The nuns have been revering Woolf all day and are now ready to light up the place with their haggis, their bagpipes, and their Open Mic Night with M.C. ‘Robert Burns’. Sistrrr Grin has volunteered to fulfill the Burns role this year, thank God, but I will be singing “A Red, Red Rose” with Sistrrr Melissa because we do it every night at supper and the nuns never seem to grow tired of it– tonight I’ll be singing it in the character of Lady Macbeth (Sistrrr Grin doesn’t know she’ll also be playing Macbeth tonight!)! So it’s off to Burns Supper, I go.

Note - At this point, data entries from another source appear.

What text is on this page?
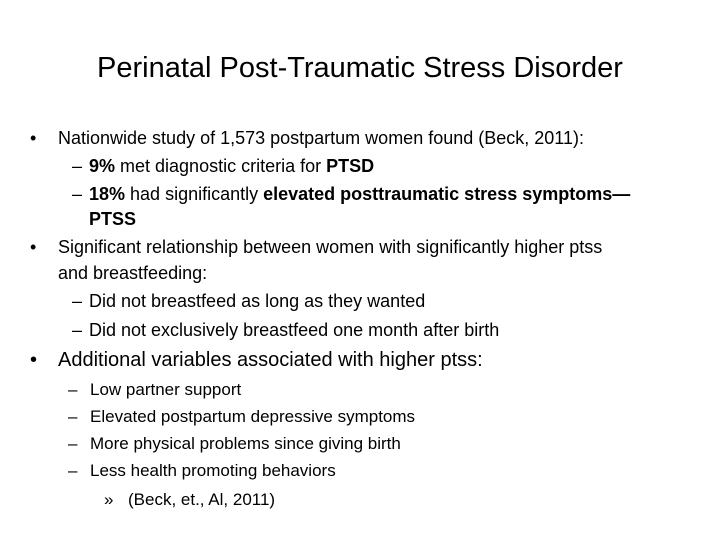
Perinatal Post-Traumatic Stress Disorder
• Nationwide study of 1,573 postpartum women found (Beck, 2011):
– 9% met diagnostic criteria for PTSD
– 18% had significantly elevated posttraumatic stress symptoms—
PTSS
• Significant relationship between women with significantly higher ptss
and breastfeeding:
– Did not breastfeed as long as they wanted
– Did not exclusively breastfeed one month after birth
• Additional variables associated with higher ptss:
– Low partner support
– Elevated postpartum depressive symptoms
– More physical problems since giving birth
– Less health promoting behaviors
» (Beck, et., Al, 2011)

But first: I have to prepare supper. I’m in charge of the burner. Or, of preparing the haggis for the hags, essentially (shhh: do not tell them this; those hags still think being a hag is a bad thing!). They want their haggis before midnight so I need to get a move on. Wish me and the convent cauldron luck, Red Rad Read Readrrr.
A simple recipe for HAGGIS can be found here, Readrrr: http://www.bbc.co.uk/food/recipes/haggis_66072. Readrrr, if you want a taste of Sistrrr Grim’s HAGGIS SHEEP GUT PUDDING recipe (it’s punchy!), you know what has to happen: hand over the liver: preferably of a rapist priest.
Definitional clarifications for ‘Haggis’:
A Scottish dish consisting of a sheepish priest’s offal mixed with suet, oatmeal, and seasoning and boiled in a bag, traditionally one made from the animal’s stomach.

Language and Identity indeed! The inimitable Sistrrr Grim here demonstrates once again her MissManstry of The Word.